Advantages and Disadvantages of Selling to Chinese State-Owned EnterprisesOctober 24, 2013
State-owned Enterprises (SOEs) can help international sellers quickly reach a large customer base however, working with a SOE can be much harder than expected.
State-owned Enterprises (SOEs) can help international sellers quickly reach a large and stable customer base in China however, working with a SOE can be much harder than selling to private enterprises. We will use Dezan Shira’s latest China Briefing and to help you understand SOEs and outline some of the advantages and disadvantages that you should be aware of before making your selling decision.
Advantages of a state-owned enterprise:
- SOEs receive financial support from the government.
- SOEs are known for receiving access to favorable policies such as:
- Tax breaks on certain products
- Lower interest rates on loans from state-owned banks
- Access to a large and stable potential customer base.
Disadvantages of a state-owned enterprise:
- Strict government control and restrictions around general operations and decision-making.
- SOEs have a strong corporate culture and management tone. This is exemplified by..
- Unlike US employees, SOE employees have very little say or input on business related decisions.
- Management meetings are held to inform employees of decisions rather than to discuss initiatives, brainstorm and strategize as a group.
- For SOE employees work is very routine, less innovative and success is very much based on your direct supervisor’s opinion of your work rather than specific performance objectives.
- Strong political influence.
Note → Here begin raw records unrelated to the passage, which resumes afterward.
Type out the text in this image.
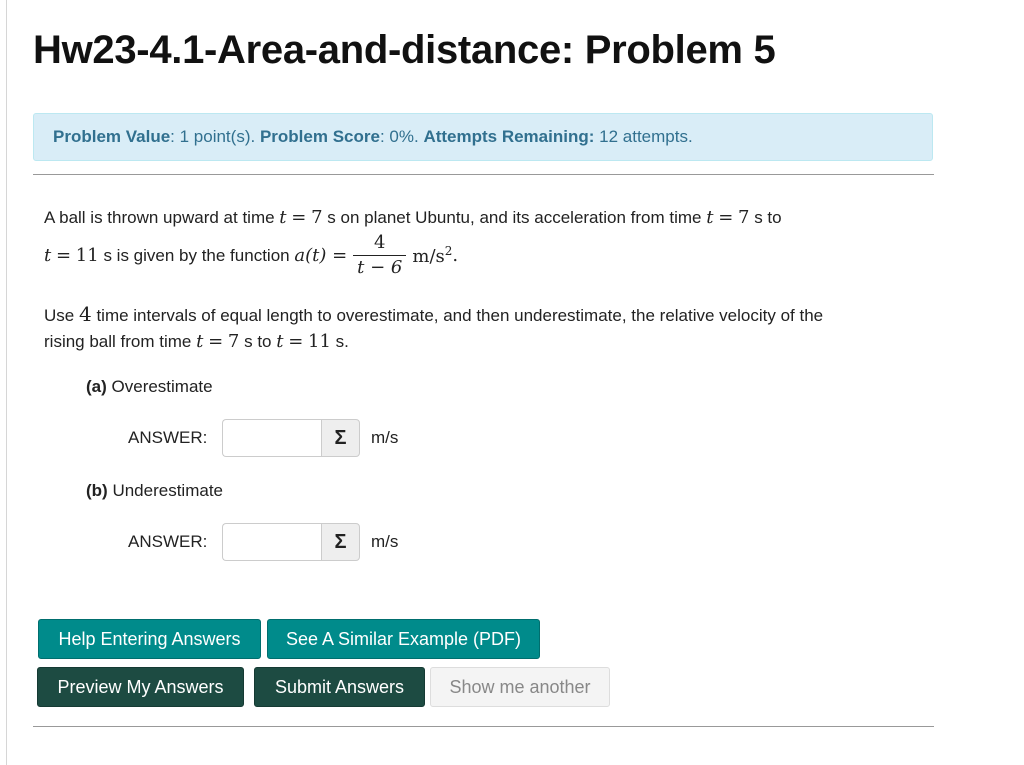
Hw23-4.1-Area-and-distance: Problem 5
Problem Value: 1 point(s). Problem Score: 0%. Attempts Remaining: 12 attempts.
A ball is thrown upward at time t = 7 s on planet Ubuntu, and its acceleration from time t = 7 s to
t
=
11
s is given by the function
$a(t) = \frac{4}{t - 6} m/s^2$ .
Use 4 time intervals of equal length to overestimate, and then underestimate, the relative velocity of the
rising ball from time t = 7 s to t = 11 s.
(a) Overestimate
ANSWER:	Σ	m/s
(b) Underestimate
ANSWER:	Σ	m/s
Help Entering Answers	See A Similar Example (PDF)
Preview My Answers	Submit Answers	Show me another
Political objectives are important to SOEs because most SOEs are overseen by the State-owned Assets Supervision and Administration Commission (SASAC) who have the final say on all major business decisions.
- SOEs are required to set up a labor union.
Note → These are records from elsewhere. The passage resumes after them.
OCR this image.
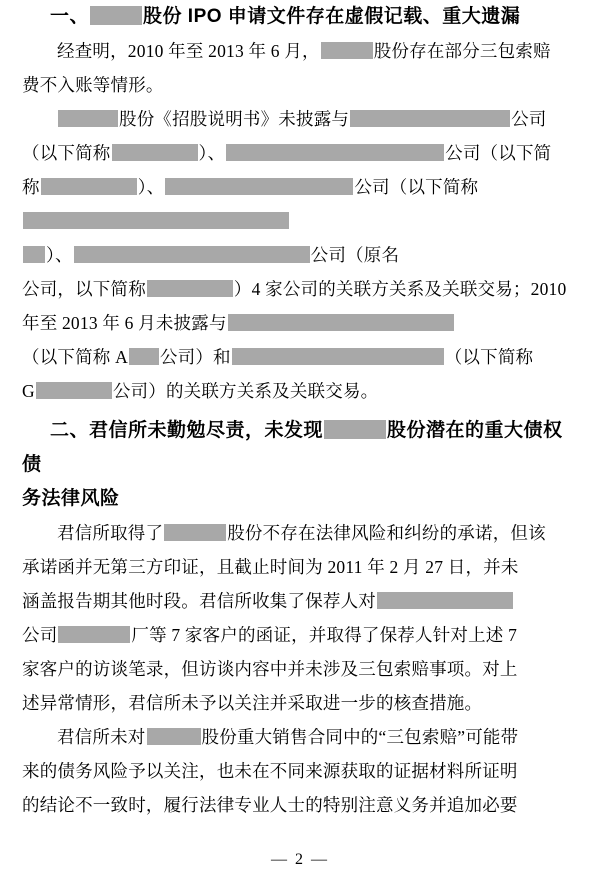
一、	股份 IPO 申请文件存在虚假记载、重大遗漏
经查明，2010 年至 2013 年 6 月，	股份存在部分三包索赔
费不入账等情形。
股份《招股说明书》未披露与	公司
（以下简称	）、	公司（以下简
称	）、	公司（以下简称
）、	公司（原名
公司，以下简称	）4 家公司的关联方关系及关联交易；2010
年至 2013 年 6 月未披露与
（以下简称 A 公司）和	（以下简称
G	公司）的关联方关系及关联交易。
二、君信所未勤勉尽责，未发现	股份潜在的重大债权债
务法律风险
君信所取得了	股份不存在法律风险和纠纷的承诺，但该
承诺函并无第三方印证，且截止时间为 2011 年 2 月 27 日，并未
涵盖报告期其他时段。君信所收集了保荐人对
公司	厂等 7 家客户的函证，并取得了保荐人针对上述 7
家客户的访谈笔录，但访谈内容中并未涉及三包索赔事项。对上
述异常情形，君信所未予以关注并采取进一步的核查措施。
君信所未对	股份重大销售合同中的“三包索赔”可能带
来的债务风险予以关注，也未在不同来源获取的证据材料所证明
的结论不一致时，履行法律专业人士的特别注意义务并追加必要
— 2 —
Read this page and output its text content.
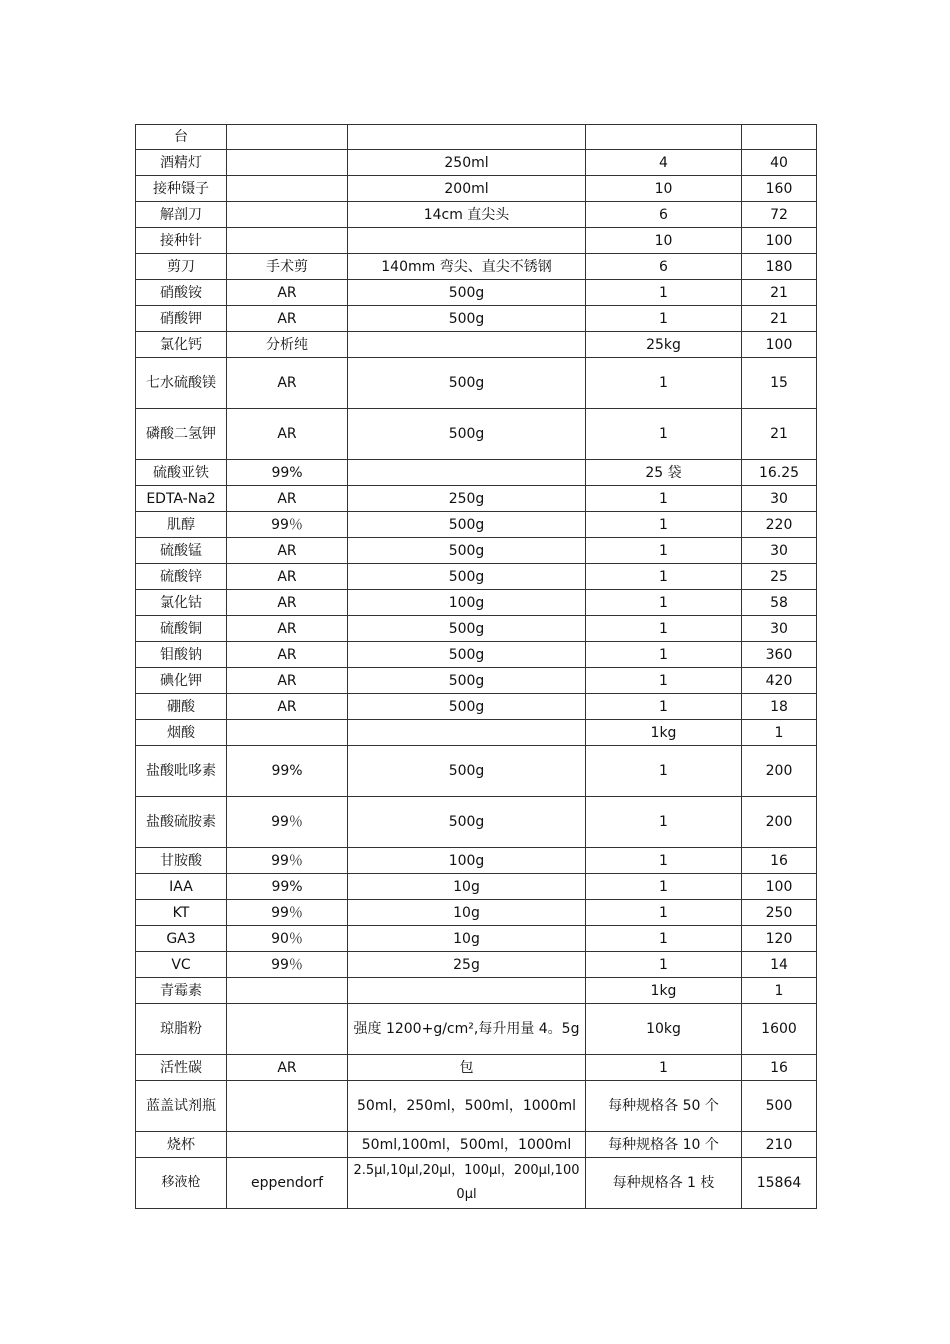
台				
酒精灯		250ml	4	40
接种镊子		200ml	10	160
解剖刀		14cm 直尖头	6	72
接种针			10	100
剪刀	手术剪	140mm 弯尖、直尖不锈钢	6	180
硝酸铵	AR	500g	1	21
硝酸钾	AR	500g	1	21
氯化钙	分析纯		25kg	100
七水硫酸镁	AR	500g	1	15
磷酸二氢钾	AR	500g	1	21
硫酸亚铁	99%		25 袋	16.25
EDTA-Na2	AR	250g	1	30
肌醇	99％	500g	1	220
硫酸锰	AR	500g	1	30
硫酸锌	AR	500g	1	25
氯化钴	AR	100g	1	58
硫酸铜	AR	500g	1	30
钼酸钠	AR	500g	1	360
碘化钾	AR	500g	1	420
硼酸	AR	500g	1	18
烟酸			1kg	1
盐酸吡哆素	99%	500g	1	200
盐酸硫胺素	99％	500g	1	200
甘胺酸	99％	100g	1	16
IAA	99%	10g	1	100
KT	99％	10g	1	250
GA3	90％	10g	1	120
VC	99％	25g	1	14
青霉素			1kg	1
琼脂粉		强度 1200+g/cm²,每升用量 4。5g	10kg	1600
活性碳	AR	包	1	16
蓝盖试剂瓶		50ml，250ml，500ml，1000ml	每种规格各 50 个	500
烧杯		50ml,100ml，500ml，1000ml	每种规格各 10 个	210
移液枪	eppendorf	2.5μl,10μl,20μl，100μl，200μl,1000μl	每种规格各 1 枝	15864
- Focused workforce. Many employees at SOEs are so focused on making sure their work is flawless that their narrow sightedness is a disadvantage to the company. For SOE workers is it more important to them to avoid making a mistake rather than being innovative.
Contact us for more information on selling to China, SOE’s or questions regarding the complexities of international business and tax matters. Read the complete China Briefing to learn more about certifications for imported goods, setting up a representative office in China, understanding state-owned enterprises and available tax incentives for exporting.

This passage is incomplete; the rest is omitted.